How do patients know when their pMDI is empty or when it’s time to refill their inhaler prescription? Nancy Sander, founder and president of the Allergy and Asthma Network Mothers of Asthmatics in Fairfax, Virginia and colleagues surveyed 500 US families with asthma to find out.
They report that 87 of 342 respondents (25 percent) who said they used a bronchodilator for relief of an asthma attack reported having found their pMDI empty during one of these attacks. Seven of these patients had to call 911 as a result.
Seventy-one of these 87 asthma patients (82 percent) wrongly thought that they could tell when their asthma inhaler was empty when absolutely nothing came out of it.
The survey team also found that only 36 percent of pMDI users reported ever having been told by their doctor to keep track of doses they used. This is an “alarming finding,” study co-author Dr. Bradley E. Chipps, of Capital Allergy and Respiratory Disease Center in Sacramento, California, said in a statement.
Even if more had been told, “without an integrated dose counter, there is no reliable way for patients to track medication usage,” Chipps said.
The methods people with asthma currently use to determine whether medication remains in the pMDI are all “faulty,” said Sander.
These include maintaining a diary, which is “wholly impractical” as pMDIs are used on an intermittent basis.

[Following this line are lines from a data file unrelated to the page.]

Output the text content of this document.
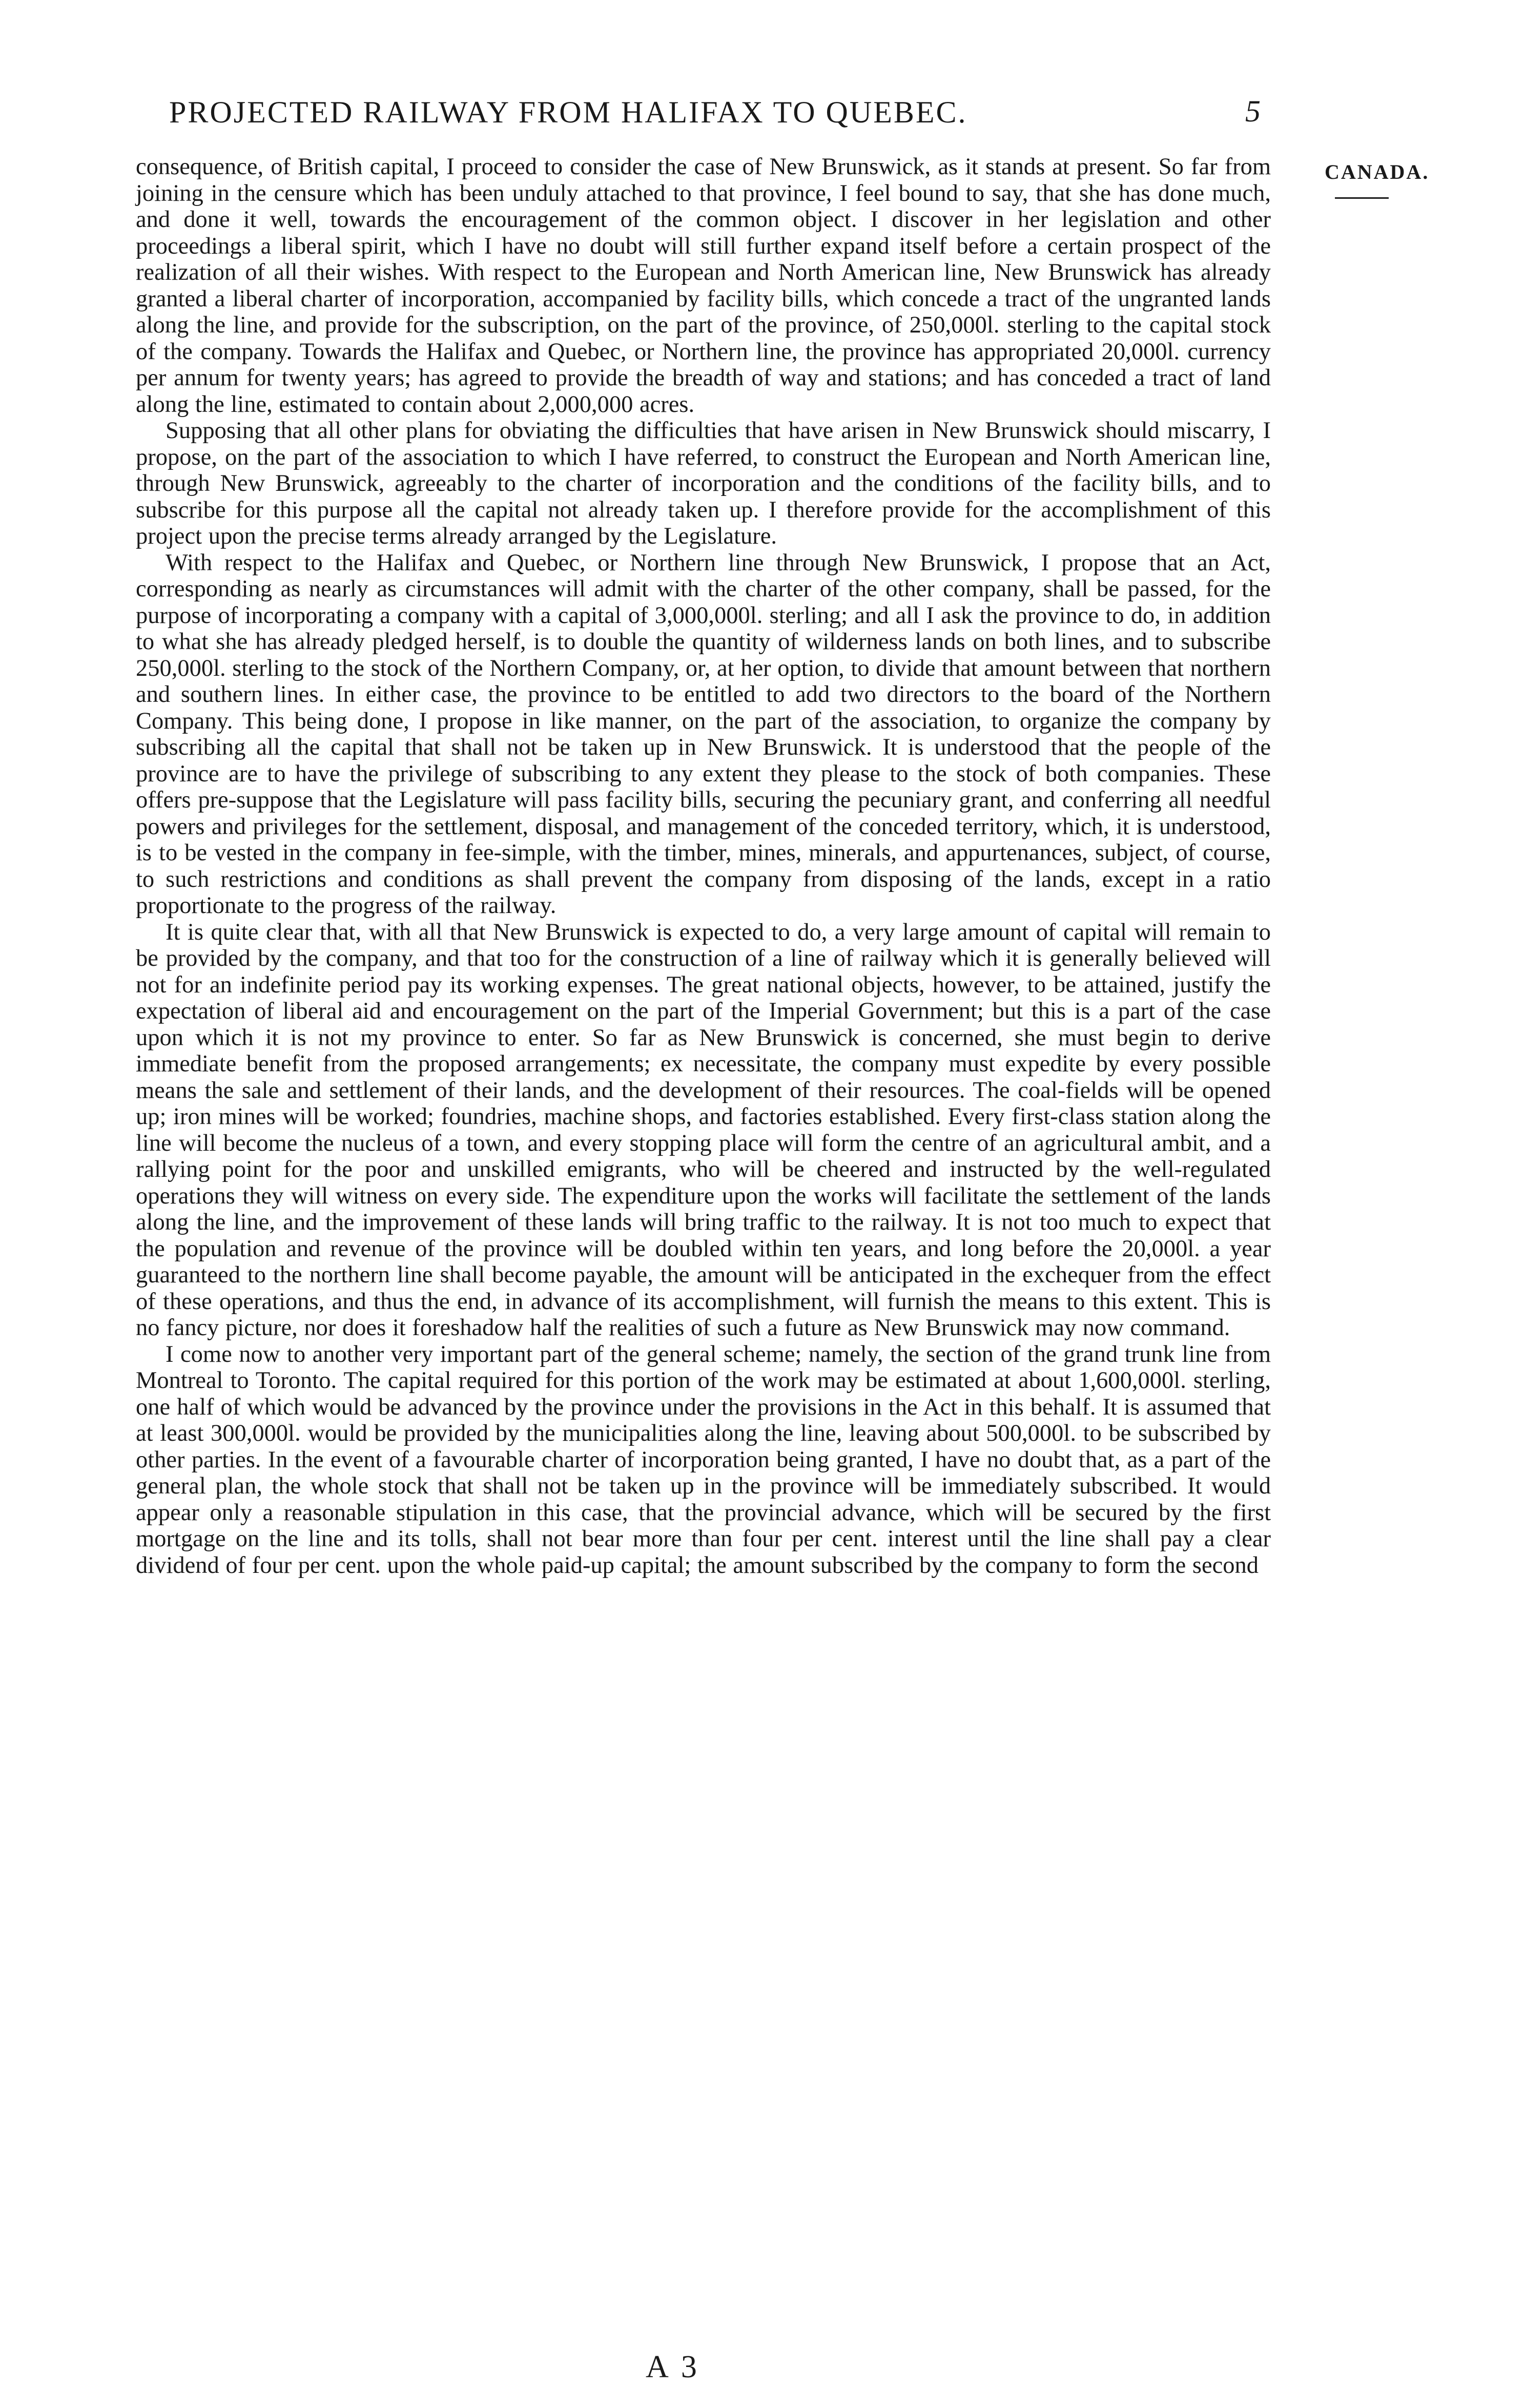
PROJECTED RAILWAY FROM HALIFAX TO QUEBEC.	5
CANADA.

consequence, of British capital, I proceed to consider the case of New Brunswick, as it stands at present. So far from joining in the censure which has been unduly attached to that province, I feel bound to say, that she has done much, and done it well, towards the encouragement of the common object. I discover in her legislation and other proceedings a liberal spirit, which I have no doubt will still further expand itself before a certain prospect of the realization of all their wishes. With respect to the European and North American line, New Brunswick has already granted a liberal charter of incorporation, accompanied by facility bills, which concede a tract of the ungranted lands along the line, and provide for the subscription, on the part of the province, of 250,000l. sterling to the capital stock of the company. Towards the Halifax and Quebec, or Northern line, the province has appropriated 20,000l. currency per annum for twenty years; has agreed to provide the breadth of way and stations; and has conceded a tract of land along the line, estimated to contain about 2,000,000 acres.

Supposing that all other plans for obviating the difficulties that have arisen in New Brunswick should miscarry, I propose, on the part of the association to which I have referred, to construct the European and North American line, through New Brunswick, agreeably to the charter of incorporation and the conditions of the facility bills, and to subscribe for this purpose all the capital not already taken up. I therefore provide for the accomplishment of this project upon the precise terms already arranged by the Legislature.

With respect to the Halifax and Quebec, or Northern line through New Brunswick, I propose that an Act, corresponding as nearly as circumstances will admit with the charter of the other company, shall be passed, for the purpose of incorporating a company with a capital of 3,000,000l. sterling; and all I ask the province to do, in addition to what she has already pledged herself, is to double the quantity of wilderness lands on both lines, and to subscribe 250,000l. sterling to the stock of the Northern Company, or, at her option, to divide that amount between that northern and southern lines. In either case, the province to be entitled to add two directors to the board of the Northern Company. This being done, I propose in like manner, on the part of the association, to organize the company by subscribing all the capital that shall not be taken up in New Brunswick. It is understood that the people of the province are to have the privilege of subscribing to any extent they please to the stock of both companies. These offers pre-suppose that the Legislature will pass facility bills, securing the pecuniary grant, and conferring all needful powers and privileges for the settlement, disposal, and management of the conceded territory, which, it is understood, is to be vested in the company in fee-simple, with the timber, mines, minerals, and appurtenances, subject, of course, to such restrictions and conditions as shall prevent the company from disposing of the lands, except in a ratio proportionate to the progress of the railway.

It is quite clear that, with all that New Brunswick is expected to do, a very large amount of capital will remain to be provided by the company, and that too for the construction of a line of railway which it is generally believed will not for an indefinite period pay its working expenses. The great national objects, however, to be attained, justify the expectation of liberal aid and encouragement on the part of the Imperial Government; but this is a part of the case upon which it is not my province to enter. So far as New Brunswick is concerned, she must begin to derive immediate benefit from the proposed arrangements; ex necessitate, the company must expedite by every possible means the sale and settlement of their lands, and the development of their resources. The coal-fields will be opened up; iron mines will be worked; foundries, machine shops, and factories established. Every first-class station along the line will become the nucleus of a town, and every stopping place will form the centre of an agricultural ambit, and a rallying point for the poor and unskilled emigrants, who will be cheered and instructed by the well-regulated operations they will witness on every side. The expenditure upon the works will facilitate the settlement of the lands along the line, and the improvement of these lands will bring traffic to the railway. It is not too much to expect that the population and revenue of the province will be doubled within ten years, and long before the 20,000l. a year guaranteed to the northern line shall become payable, the amount will be anticipated in the exchequer from the effect of these operations, and thus the end, in advance of its accomplishment, will furnish the means to this extent. This is no fancy picture, nor does it foreshadow half the realities of such a future as New Brunswick may now command.

I come now to another very important part of the general scheme; namely, the section of the grand trunk line from Montreal to Toronto. The capital required for this portion of the work may be estimated at about 1,600,000l. sterling, one half of which would be advanced by the province under the provisions in the Act in this behalf. It is assumed that at least 300,000l. would be provided by the municipalities along the line, leaving about 500,000l. to be subscribed by other parties. In the event of a favourable charter of incorporation being granted, I have no doubt that, as a part of the general plan, the whole stock that shall not be taken up in the province will be immediately subscribed. It would appear only a reasonable stipulation in this case, that the provincial advance, which will be secured by the first mortgage on the line and its tolls, shall not bear more than four per cent. interest until the line shall pay a clear dividend of four per cent. upon the whole paid-up capital; the amount subscribed by the company to form the second

A 3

Only 8 percent of those surveyed used this method.
Spray testing—the most common method of testing pMDIs—is totally ineffective because propellant remains in the device after the medication is used up, as mentioned.
There is no solid evidence to support the reliability of the float test—floating the canister in water and noting its position to determine if medication is left inside. Although advocated in the past, many pMDI manufacturers now advise against immersing or floating the canister.
The survey results appear in the July issue of Annals of Allergy, Asthma & Immunology. In a commentary, Dr. John Oppenheimer supports the authors’ conclusion that manufacturers of inhaled medicines should include dose counters as a standard feature on multidose inhalers. [
Without dose counters, patients are left to wonder whether their inhaler is “running on empty,” writes Oppenheimer from the University of Medicine and Dentistry of New Jersey.
Recently, the US Food and Drug Administration advised pMDI manufacturers to include dose counters in the future. The first pMDI with a dose counter was introduced this month and others are not far behind, Sander said. “We hope these advances will help reduce emergency department visits, hospitalizations, missed school and work days and death due to empty inhalers,” she added.